В тот день случился Покров: наконец-то земля подвернула под бока белое одеяло, а Янка, начавшая было под это дело сначала засыпать, а потом загинаться, неожиданно встрепенулась, обнаружив, что лежит как будто бы и не в снегу.
— Что это? — крикнула она, а когда поняла, хотела заплакать, но оказалось нечем.
Гниды — миллиарды, миллиарды гнид! — были везде: сверху и снизу, сбоку и с припека. То, что сначала казалось Янке Снегоfым, копошилось, роилось, колыхалось и никаким Снегоfым не являлось.
— Снегоf! — крикнула Янка, едва не потеряв сознание от омерзения. — Помоги!
— Я не могу, я на рынке работаю, — развел руками тот.
— На каком еще рынке, придурок, на каком рынке? Ты что, не видишь? — на «видишь» Янка сорвала голос.
— На Гнидном. Разведение гнид, между прочим, очень прибыльное дело, хотя и кропотливое. Весь мир теперь разводит гнид, ты разве не знала? — делано-искренне удивился Снегоf.
— Знала, но вот чтоб так… Когда копошатся… Ползают по тебе… в тебе… — зашипела Янка. — Да вытащи же меня отсюда, пока не сдохла! Они же кровь пьют, с-с-с-суки! Кро-о-овь…
— Я работаю по контракту. Я не имею права, — развел руками Снегов.
— Ш-ш-што? Да пош-ш-шел ты… — зашипела было Янка, но осеклась: огромная гнидная лавина, похожая на саван, уже сползала на нее.

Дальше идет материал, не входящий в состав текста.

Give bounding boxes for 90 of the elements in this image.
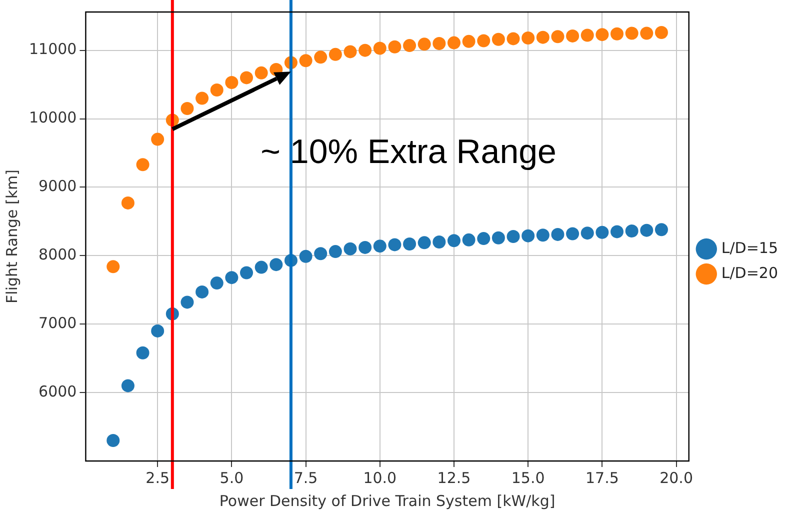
point bbox=[506, 32, 520, 46]
point bbox=[270, 258, 283, 272]
point bbox=[225, 76, 238, 89]
legend-label: L/D=20 bbox=[721, 264, 778, 282]
point bbox=[328, 48, 342, 61]
point bbox=[240, 71, 254, 84]
point bbox=[625, 224, 638, 238]
point bbox=[403, 238, 416, 251]
y-tick-label: 7000 bbox=[38, 314, 77, 332]
point bbox=[196, 92, 209, 105]
point bbox=[121, 196, 134, 210]
point bbox=[432, 36, 446, 50]
point bbox=[551, 30, 564, 44]
annotation: ~ 10% Extra Range bbox=[260, 133, 556, 172]
point bbox=[328, 245, 342, 258]
point bbox=[492, 32, 505, 46]
point bbox=[196, 285, 209, 298]
point bbox=[418, 236, 431, 250]
point bbox=[477, 232, 490, 246]
point bbox=[566, 29, 580, 42]
point bbox=[522, 229, 535, 242]
point bbox=[447, 36, 460, 50]
point bbox=[210, 276, 224, 290]
x-tick-label: 5.0 bbox=[220, 468, 244, 487]
point bbox=[299, 250, 312, 263]
x-tick-label: 2.5 bbox=[146, 468, 170, 487]
point bbox=[151, 324, 164, 338]
legend-label: L/D=15 bbox=[721, 238, 778, 257]
point bbox=[492, 231, 505, 244]
point bbox=[106, 434, 120, 447]
point bbox=[299, 54, 312, 68]
point bbox=[403, 39, 416, 52]
point bbox=[106, 260, 120, 274]
point bbox=[254, 66, 268, 80]
point bbox=[506, 230, 520, 243]
point bbox=[210, 84, 224, 97]
point bbox=[551, 228, 564, 241]
point bbox=[314, 247, 328, 260]
y-tick-label: 10000 bbox=[29, 108, 77, 127]
point bbox=[151, 132, 164, 146]
point bbox=[136, 158, 150, 172]
x-axis-title: Power Density of Drive Train System [kW/kg] bbox=[219, 492, 556, 510]
point bbox=[418, 38, 431, 51]
point bbox=[373, 42, 386, 55]
point bbox=[180, 296, 194, 309]
point bbox=[596, 28, 609, 42]
point bbox=[522, 32, 535, 45]
point bbox=[388, 40, 402, 54]
point bbox=[477, 34, 490, 48]
point bbox=[388, 238, 402, 252]
point bbox=[640, 224, 654, 237]
point bbox=[580, 28, 594, 42]
x-tick-label: 17.5 bbox=[585, 468, 619, 487]
point bbox=[447, 234, 460, 248]
point bbox=[462, 233, 476, 246]
point bbox=[136, 346, 150, 360]
x-tick-label: 7.5 bbox=[294, 468, 318, 487]
point bbox=[432, 235, 446, 248]
point bbox=[225, 271, 238, 284]
y-tick-label: 9000 bbox=[38, 177, 77, 196]
point bbox=[373, 240, 386, 253]
x-tick-label: 20.0 bbox=[660, 468, 693, 487]
point bbox=[344, 45, 357, 58]
y-axis-title: Flight Range [km] bbox=[2, 170, 21, 304]
x-tick-label: 15.0 bbox=[511, 468, 545, 487]
point bbox=[462, 34, 476, 48]
point bbox=[314, 50, 328, 64]
point bbox=[536, 30, 550, 44]
point bbox=[180, 102, 194, 116]
point bbox=[640, 26, 654, 40]
point bbox=[596, 226, 609, 239]
point bbox=[358, 44, 372, 57]
point bbox=[240, 266, 254, 280]
y-tick-label: 8000 bbox=[38, 246, 77, 264]
x-tick-label: 10.0 bbox=[363, 468, 397, 487]
point bbox=[121, 379, 134, 392]
y-tick-label: 6000 bbox=[38, 382, 77, 400]
point bbox=[358, 240, 372, 254]
point bbox=[254, 260, 268, 274]
point bbox=[566, 227, 580, 240]
point bbox=[580, 226, 594, 240]
point bbox=[654, 26, 668, 40]
y-tick-label: 11000 bbox=[29, 40, 77, 58]
point bbox=[625, 26, 638, 40]
point bbox=[610, 225, 624, 238]
point bbox=[654, 223, 668, 236]
point bbox=[344, 242, 357, 256]
x-tick-label: 12.5 bbox=[437, 468, 471, 487]
point bbox=[610, 27, 624, 40]
point bbox=[536, 228, 550, 242]
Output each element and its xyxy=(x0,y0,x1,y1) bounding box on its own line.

И тут нашей истории пришел бы самый настоящий конец, кабы не Дерьмовочка. Что она сделала, остается до сих пор неясным (тайна искусства, хм), но то, что Летняя обнаружила себя на пятачке у той самой церкви, где, сидя на скамейке, держала в руках Миллера и Miller, а часы ее показывали четыре, сомнению не подлежало.
Захлопнув книгу и выбросив в урну бутылку, она уходила все дальше от места, где так и не выпал снег ее настоящей — красивой и уродливой, нежной и жестокой — но в том-то и дело, что всамделишной и нисколько не смешной любви: и это не было ни плохо, ни хорошо.
Тепло
А потом я на все плюнула и поехала к деду. Дед у меня лесник и живет в лесу. Ему семьдесят с бородой, но он держится, и я слегка завидую его утренней бодрости.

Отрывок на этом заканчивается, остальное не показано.